Benja aponta ‘teoria da conspiração’ com Fernando Diniz na seleção brasileira
Apresentador questionou a escolha da CBF por Diniz, mas levantou uma questão importante em relação ao futuro comandante da seleção
Reprodução/Youtube
A CBF anunciou a contratação de Fernando Diniz como novo técnico da seleção brasileira com vínculo de um ano de duração. A escolha da entidade segue repercutindo na imprensa esportiva nacional. O jornalista Benjamin Back, por exemplo, tem uma teoria da conspiração sobre o tema.
Durante uma entrevista com o ex-jogador Marcos Assunção em seu canal no Youtube – Benja me Mucho -, o apresentador explicou sua ideia. Para Benja, Diniz pode ser ‘efetivado’ no comando da seleção se conquistar um bom aproveitamento.
“Todo ex-jogador que vem aqui fala: ‘o Fernando Diniz tem que ser o treinador da seleção’. Todos falam, sem exceção. Eu não acredito que o presidente da CBF está fazendo tudo isso da cabeça dele, acho que tem jogadores de peso que estão por trás assessorando.
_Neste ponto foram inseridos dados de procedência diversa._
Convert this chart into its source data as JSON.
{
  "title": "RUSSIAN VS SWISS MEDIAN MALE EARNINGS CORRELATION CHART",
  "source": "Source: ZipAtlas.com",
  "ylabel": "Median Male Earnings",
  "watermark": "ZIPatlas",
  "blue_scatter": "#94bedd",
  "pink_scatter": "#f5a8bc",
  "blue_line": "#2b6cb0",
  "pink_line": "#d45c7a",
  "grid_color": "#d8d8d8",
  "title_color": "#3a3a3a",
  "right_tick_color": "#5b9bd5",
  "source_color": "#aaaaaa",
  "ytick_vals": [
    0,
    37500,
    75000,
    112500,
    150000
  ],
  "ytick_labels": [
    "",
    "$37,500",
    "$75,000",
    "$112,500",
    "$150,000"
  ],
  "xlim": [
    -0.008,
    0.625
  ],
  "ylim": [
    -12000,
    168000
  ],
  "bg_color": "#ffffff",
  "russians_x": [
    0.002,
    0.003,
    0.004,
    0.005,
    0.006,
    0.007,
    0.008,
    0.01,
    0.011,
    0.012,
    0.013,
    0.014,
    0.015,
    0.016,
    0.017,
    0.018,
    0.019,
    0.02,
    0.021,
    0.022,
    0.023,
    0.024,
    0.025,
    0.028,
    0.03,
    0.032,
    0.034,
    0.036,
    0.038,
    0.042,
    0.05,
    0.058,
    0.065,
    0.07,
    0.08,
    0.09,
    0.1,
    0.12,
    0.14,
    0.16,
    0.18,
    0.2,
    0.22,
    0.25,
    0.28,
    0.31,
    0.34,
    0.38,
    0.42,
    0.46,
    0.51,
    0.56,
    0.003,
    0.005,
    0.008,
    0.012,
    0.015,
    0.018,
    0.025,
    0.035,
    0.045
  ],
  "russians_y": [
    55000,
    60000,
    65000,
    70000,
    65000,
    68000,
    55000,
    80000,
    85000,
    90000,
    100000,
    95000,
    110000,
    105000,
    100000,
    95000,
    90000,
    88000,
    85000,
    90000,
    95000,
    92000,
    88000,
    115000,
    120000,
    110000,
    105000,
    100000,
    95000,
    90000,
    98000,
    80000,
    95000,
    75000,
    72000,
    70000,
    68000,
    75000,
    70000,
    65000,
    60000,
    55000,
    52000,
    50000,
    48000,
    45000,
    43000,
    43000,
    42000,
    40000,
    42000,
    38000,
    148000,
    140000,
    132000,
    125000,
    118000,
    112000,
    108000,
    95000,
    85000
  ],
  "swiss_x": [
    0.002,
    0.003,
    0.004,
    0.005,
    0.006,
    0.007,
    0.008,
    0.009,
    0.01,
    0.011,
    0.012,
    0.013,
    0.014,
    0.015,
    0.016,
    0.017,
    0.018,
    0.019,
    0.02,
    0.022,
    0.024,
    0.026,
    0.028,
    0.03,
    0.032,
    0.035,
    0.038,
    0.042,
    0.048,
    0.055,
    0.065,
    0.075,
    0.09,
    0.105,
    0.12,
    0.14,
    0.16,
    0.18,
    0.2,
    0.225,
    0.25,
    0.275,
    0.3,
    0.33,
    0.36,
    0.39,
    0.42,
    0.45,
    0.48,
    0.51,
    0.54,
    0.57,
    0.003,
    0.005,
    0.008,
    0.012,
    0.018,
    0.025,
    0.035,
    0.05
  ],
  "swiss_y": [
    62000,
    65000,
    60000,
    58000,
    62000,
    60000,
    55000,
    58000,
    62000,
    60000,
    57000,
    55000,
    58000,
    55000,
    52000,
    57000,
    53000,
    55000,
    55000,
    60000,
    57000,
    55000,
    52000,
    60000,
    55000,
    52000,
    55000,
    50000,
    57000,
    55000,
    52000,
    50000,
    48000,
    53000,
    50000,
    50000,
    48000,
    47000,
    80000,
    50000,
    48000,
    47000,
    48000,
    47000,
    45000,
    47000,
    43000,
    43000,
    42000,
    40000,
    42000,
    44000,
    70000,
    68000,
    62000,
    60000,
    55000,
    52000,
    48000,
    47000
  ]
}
E não é uma crítica, eu acho que deveria ter mais.”
“Minha teoria da conspiração: eles queriam o Diniz e arrumaram um jeito de colocá-lo lá. Será que se o negócio engrenar com o Diniz, esse papo de Ancelotti some? Eu duvido que o Ancelotti assinou um contrato. E nem pode.”
Presidente da CBF explica escolha por Diniz:
Ao anunciar a contratação de Fernando Diniz, o presidente da CBF, Ednaldo Rodrigues, explicou a escolha. O dirigente fez questão de enaltecer o trabalho do comandante do Fluminense. O mandatário também confirmou a chegada de Ancelotti em 2024.
“Tem muitos treinadores bons no Brasil, e Diniz foi por conta de trabalho que entendi que era inovador, a partir do momento em que ele fez trabalho no Audax. Depois, passou por outros clubes tendo a mesma filosofia de jogo, sem ficar mudando. Sempre teve o mesmo método e gostei muito pela renovação que ele fez, das aplicações táticas. Então, é um treinador que realmente a proposta de jogo dele é quase parecida também com a do treinador que assumirá a partir da Copa América, o Ancelotti. Tem quase o mesmo tipo de proposta de jogo”, disse Ednaldo.
“Era um modo diferente de treinar os atletas. Saiu de uma mesmice para situações arrojadas. Tenho certeza que todo esse trabalho e competência que ele tem, vai aplicar na seleção brasileira e será muito bem exibida por todos os atletas”, acrescentou.